Thursday, December 01, 2005

Enter the Dragon

As a kid, I didn't exactly have the best record sticking with the various lessons my parents signed me up for. I think the shortest activity I ever took part in were tennis lessons at the town playground, where I lasted for about half a lesson, precisely long enough to learn how to grip the racket.

There were also the musical lessons, trumpet for half the year in fourth grade and then guitar lessons a little later on. I'm pretty sure my parents weren't too sad that the trumpet thing didn't pan out, since the trumpet is a pretty loud instrument and most 10-year-olds don't exactly sound like Miles Davis. While I never master reading music during my half-year of classes, I did get pretty good at using the spit valve. The guitar lessons, well, I think I just got a little bored rocking out to Mary Had a Little Lamb on the acoustic guitar. Wasn't exactly the same as going out on tour with the Stones.

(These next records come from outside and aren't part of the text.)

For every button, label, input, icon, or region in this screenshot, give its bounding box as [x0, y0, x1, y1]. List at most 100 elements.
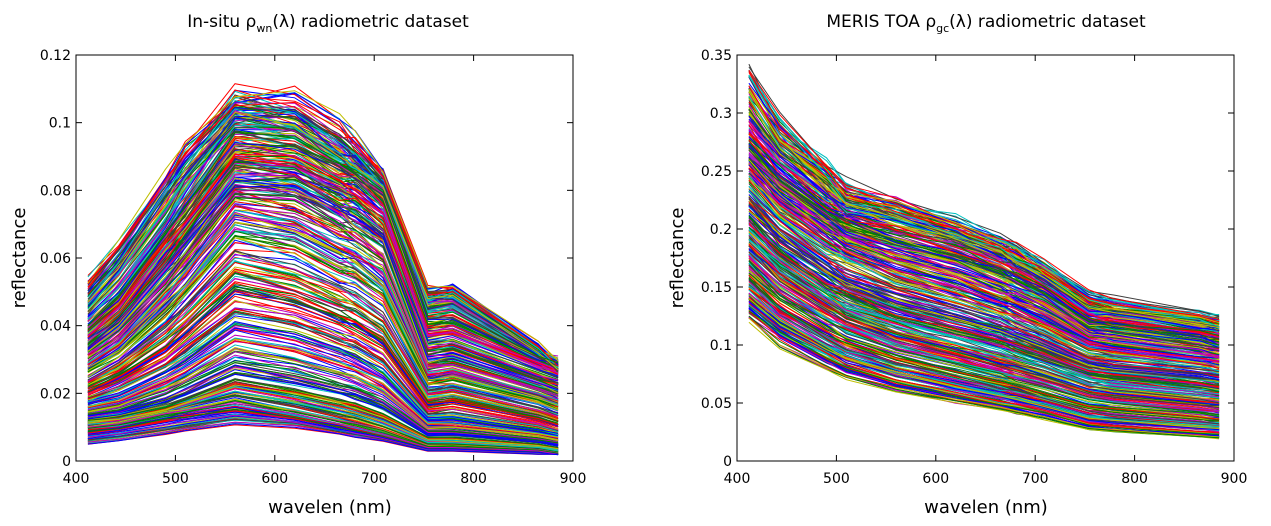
- y-tick-label: 0.04: [40, 319, 71, 335]
- series-line: [748, 317, 1220, 438]
- series-line: [87, 249, 559, 417]
- series-line: [748, 315, 1220, 439]
- chart-left: In-situ ρwn(λ) radiometric dataset 400 50…: [9, 12, 586, 518]
- y-tick-label: 0: [62, 454, 71, 470]
- series-line: [748, 222, 1220, 384]
- series-line: [87, 270, 559, 423]
- chart-left-ticks: 400 500 600 700 800 900 0 0.02 0.04 0.06 0.08 0.1 0.…: [40, 48, 587, 487]
- series-line: [87, 269, 559, 421]
- chart-right-plot-area: [748, 63, 1220, 440]
- series-line: [748, 278, 1220, 422]
- series-line: [87, 338, 559, 438]
- series-line: [748, 251, 1220, 409]
- series-line: [87, 402, 559, 455]
- series-line: [748, 108, 1220, 328]
- series-line: [748, 210, 1220, 381]
- y-tick-label: 0.2: [710, 222, 732, 238]
- series-line: [748, 112, 1220, 329]
- x-tick-label: 600: [922, 471, 949, 487]
- series-line: [87, 121, 559, 368]
- x-tick-label: 600: [261, 471, 288, 487]
- series-line: [87, 211, 559, 402]
- series-line: [87, 108, 559, 371]
- series-line: [87, 281, 559, 426]
- series-line: [748, 280, 1220, 425]
- y-tick-label: 0.25: [701, 164, 732, 180]
- x-tick-label: 700: [1022, 471, 1049, 487]
- series-line: [87, 101, 559, 367]
- x-tick-label: 900: [1221, 471, 1248, 487]
- series-line: [87, 92, 559, 364]
- series-line: [87, 162, 559, 374]
- series-line: [87, 400, 559, 454]
- series-line: [748, 172, 1220, 359]
- series-line: [87, 165, 559, 386]
- series-line: [748, 216, 1220, 386]
- series-line: [87, 291, 559, 428]
- series-line: [748, 75, 1220, 328]
- chart-right-xlabel: wavelen (nm): [924, 497, 1048, 518]
- series-line: [87, 351, 559, 442]
- series-line: [87, 379, 559, 448]
- series-line: [748, 223, 1220, 388]
- y-tick-label: 0.12: [40, 48, 71, 64]
- series-line: [87, 210, 559, 401]
- series-line: [87, 386, 559, 451]
- series-line: [748, 118, 1220, 330]
- series-line: [748, 159, 1220, 355]
- series-line: [748, 298, 1220, 429]
- series-line: [87, 337, 559, 438]
- series-line: [87, 312, 559, 433]
- series-line: [87, 193, 559, 395]
- series-line: [748, 228, 1220, 395]
- series-line: [87, 110, 559, 372]
- y-tick-label: 0.15: [701, 280, 732, 296]
- series-line: [87, 121, 559, 372]
- chart-left-title: In-situ ρwn(λ) radiometric dataset: [187, 12, 469, 35]
- y-tick-label: 0.06: [40, 251, 71, 267]
- series-line: [748, 303, 1220, 434]
- series-line: [748, 205, 1220, 381]
- series-line: [748, 260, 1220, 416]
- series-line: [87, 111, 559, 370]
- series-line: [748, 75, 1220, 322]
- series-line: [748, 185, 1220, 372]
- series-line: [87, 183, 559, 386]
- series-line: [748, 241, 1220, 404]
- series-line: [748, 91, 1220, 324]
- x-tick-label: 900: [560, 471, 587, 487]
- series-line: [748, 158, 1220, 348]
- series-line: [748, 238, 1220, 399]
- y-tick-label: 0.08: [40, 183, 71, 199]
- series-line: [87, 364, 559, 445]
- series-line: [748, 257, 1220, 412]
- series-line: [87, 320, 559, 434]
- series-line: [748, 179, 1220, 369]
- x-tick-label: 500: [823, 471, 850, 487]
- x-tick-label: 500: [162, 471, 189, 487]
- x-tick-label: 800: [460, 471, 487, 487]
- series-line: [87, 132, 559, 364]
- series-line: [87, 157, 559, 384]
- series-line: [87, 423, 559, 455]
- series-line: [87, 313, 559, 432]
- series-line: [748, 289, 1220, 428]
- series-line: [748, 91, 1220, 323]
- y-tick-label: 0.3: [710, 106, 732, 122]
- series-line: [87, 253, 559, 417]
- series-line: [87, 181, 559, 391]
- series-line: [748, 160, 1220, 356]
- series-line: [87, 361, 559, 444]
- chart-right-ylabel: reflectance: [667, 208, 688, 309]
- series-line: [748, 219, 1220, 389]
- chart-right-title: MERIS TOA ρgc(λ) radiometric dataset: [826, 12, 1146, 35]
- y-tick-label: 0.1: [710, 338, 732, 354]
- series-line: [748, 253, 1220, 412]
- y-tick-label: 0.05: [701, 396, 732, 412]
- series-line: [87, 311, 559, 432]
- series-line: [87, 90, 559, 362]
- series-line: [748, 215, 1220, 392]
- series-line: [87, 411, 559, 456]
- chart-right-axes-box: [736, 54, 1235, 462]
- series-line: [748, 157, 1220, 349]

Even with a moderately long list of failed lessons behind me, I did hold out hope for my fifth grade endeavor, karate lessons at the YMCA.



I figured the karate lessons would be fun, chopping boards in half with my bare hands and tossing bigger kids around like rag dolls sort of stuff. Plus, I figured that karate would me with my bully problem. It may have come up before that I was a pretty skinny kid, but for the most part, I successfully avoided being the target of bullies. Even the one bully issue I had when I was in fifth grade wasn't all that impressive. The kid who decide he wanted to shove me around when I was near my locker was shorter than me and almost as skinny. About all he had going for him on the bully front was that he was mean and stupid. Being not all that aggressive myself, I let him be mean and stupid towards me. With karate lessons, I figured I would be able to give him a good chop to the larynx and make him back off. Hell, even my fifth grade teacher told my parents during a teacher conference that she hoped I would give the bully a quick karate chop to the head.

Unfortunately, I don't think Bruce Lee mastered the martial arts by taking karate lessons at his local YMCA. The instructor for my class was basically a former hippie who had fallen under the spell of Eastern philosophy, or at least under the spell of David Carradine in Kung Fu. Rather than teaching the class cool fighting techniques, we got the full mumbo jumbo about how it is better to avoid a fight and how karate should never be used in an aggressive manner. Shut up hippie guy! I've got a bully to whack over the head. After ten weeks of lessons, we did eventually learn some punching, kicking, and blocking techniques, all of which would have been very effective if someone wanted to fight while you were standing perfectly still and waited for you to go through a full cycle of punches and blocks done at glacial speed in a very specific order. It was getting to the point where I was pretty sure my mom's step aerobics tapes were more violent than the stuff I was doing in class.

There was probably only one good fighting story that came out of my karate class, and it happened during the week I missed karate to go to a Bruins game with my dad (back when Stan Jonathan was playing. If I really wanted to beat up bullies, I would have been a hell of a lot better off studying him rather than learning about putting my hands over my heart from Kung Fu Hippie Guy.) One of the other kids taking karate with me was the meanest, toughest bully in the fifth grade, but I was on pretty good terms with him because I would "help" him with his classwork (which meant basically giving him the answers after I was done with my work). Seeing as how friendly bully was much meaner and much more aggressive than I was, the lame pace of the karate class was probably driving him ten times crazier than it was me. Apparently, fed up one class with hippie guy's passive peace message, friendly bully challenged hippie guy to a sparring session where he neutralized hippie guys vast knowledge of karate and Eastern philosophy (or at least David Carradine's monologues) by kneeing him in the balls and sending him down in a heap on the mat.

As big of a disappointment as karate class was, it did teach me one valuable lesson, which was to never tell anyone that you're taking karate lessons.

One day on the playground, I was put in a headlock by a very small bully, one who was even shorter and skinnier than the bully who was normally tormenting me. Of course, I had no idea how to get out of a headlock, since hippie guy had never shared useful information like that at the Y. As a small circle of other fifth graders surrounded us, with the miniature bullies arms wrapped around my head, a girl I knew piped up and said "Don't worry, he's taking karate lessons." Eventually, a teacher showed up and saved me. Thanks, hippie guy!

And so ended my formal martial arts training.